Secondo alcune testimonianze erano partiti dal Bangladesh e da Myanmar a bordo di una grande imbarcazione. L’imbarcazione era stata respinta dalle autorità malesi, che hanno messo in atto un rigido pattugliamento costiero per impedire a chiunque l’ingresso nel paese durante la pandemia.
“È un sollievo vedere che circa 400 rifugiati rohingya sono stati accolti in Bangladesh – ha dichiarato il direttore di Amnesty International per l’Asia meridionale Biraj Patnaik –. Considerata la disavventura che hanno vissuto, alla deriva in mare per due mesi, devono essere immediatamente forniti di assistenza medica, alloggio e cibo adeguati. Sono fuggiti da crimini contro l’umanità in Myanmar e sono stati respinti dalla Malesia: non hanno nessun posto dove andare, come dimostrano la brutale indifferenza di altri governi che rifiutano di dar loro rifugio e la notizia del decesso in mare di 32 dei passeggeri a bordo“.
Tra le 396 persone salvate dalla guardia costiera bengalese ci sarebbero 182 donne, 150 uomini e 64 bambini. L’agenzia per i rifugiati delle Nazioni Unite afferma che sono gravemente malnutriti e disidratati. Trentadue rifugiati avrebbero perso la vita in mare.

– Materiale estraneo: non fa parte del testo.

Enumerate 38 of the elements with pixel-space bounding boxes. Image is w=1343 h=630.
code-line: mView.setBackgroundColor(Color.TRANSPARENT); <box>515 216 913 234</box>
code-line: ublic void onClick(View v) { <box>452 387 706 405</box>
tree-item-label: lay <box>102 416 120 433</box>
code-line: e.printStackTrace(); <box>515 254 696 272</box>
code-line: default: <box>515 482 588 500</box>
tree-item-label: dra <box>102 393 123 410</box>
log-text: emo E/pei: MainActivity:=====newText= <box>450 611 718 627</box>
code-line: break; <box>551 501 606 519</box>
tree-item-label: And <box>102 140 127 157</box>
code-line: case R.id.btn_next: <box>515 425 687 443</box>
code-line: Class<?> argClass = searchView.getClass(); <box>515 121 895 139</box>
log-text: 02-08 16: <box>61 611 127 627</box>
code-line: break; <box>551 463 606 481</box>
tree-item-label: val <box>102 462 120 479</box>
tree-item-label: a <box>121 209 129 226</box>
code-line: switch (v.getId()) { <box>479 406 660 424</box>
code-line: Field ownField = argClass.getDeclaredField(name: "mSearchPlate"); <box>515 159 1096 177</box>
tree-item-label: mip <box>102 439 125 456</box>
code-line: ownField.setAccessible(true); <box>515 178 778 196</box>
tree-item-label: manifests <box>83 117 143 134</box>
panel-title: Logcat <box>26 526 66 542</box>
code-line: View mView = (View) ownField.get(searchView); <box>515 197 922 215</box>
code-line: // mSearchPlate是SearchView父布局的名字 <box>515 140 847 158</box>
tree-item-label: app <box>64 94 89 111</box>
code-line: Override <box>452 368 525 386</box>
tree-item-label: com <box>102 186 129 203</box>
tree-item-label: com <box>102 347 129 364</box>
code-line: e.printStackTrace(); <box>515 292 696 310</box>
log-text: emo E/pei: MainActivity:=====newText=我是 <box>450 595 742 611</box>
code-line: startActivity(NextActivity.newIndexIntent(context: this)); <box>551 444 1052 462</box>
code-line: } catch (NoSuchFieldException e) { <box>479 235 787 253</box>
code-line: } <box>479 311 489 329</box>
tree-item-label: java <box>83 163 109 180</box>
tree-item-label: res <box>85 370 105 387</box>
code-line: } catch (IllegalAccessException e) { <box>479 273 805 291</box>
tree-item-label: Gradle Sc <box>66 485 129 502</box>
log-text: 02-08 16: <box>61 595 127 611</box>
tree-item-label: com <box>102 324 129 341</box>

“In un momento in cui si teme che il Covid-19 possa colpire i campi profughi rohingya, caratterizzati da un’alta densità di popolazione ed esigue risorse, nella zona di Cox’s Bazar è altresì fondamentale che le autorità garantiscano ai rifugiati tratti in salvo la protezione dalla diffusione del virus ed eventuale assistenza medica, se necessaria. I rifugiati rohingya hanno già sofferto oltremodo. L’ultima cosa di cui hanno bisogno ora è che il virus si diffonda rapidamente nei precari e affollatissimi campi con servizi sanitari inadeguati” ha concluso Patnaik.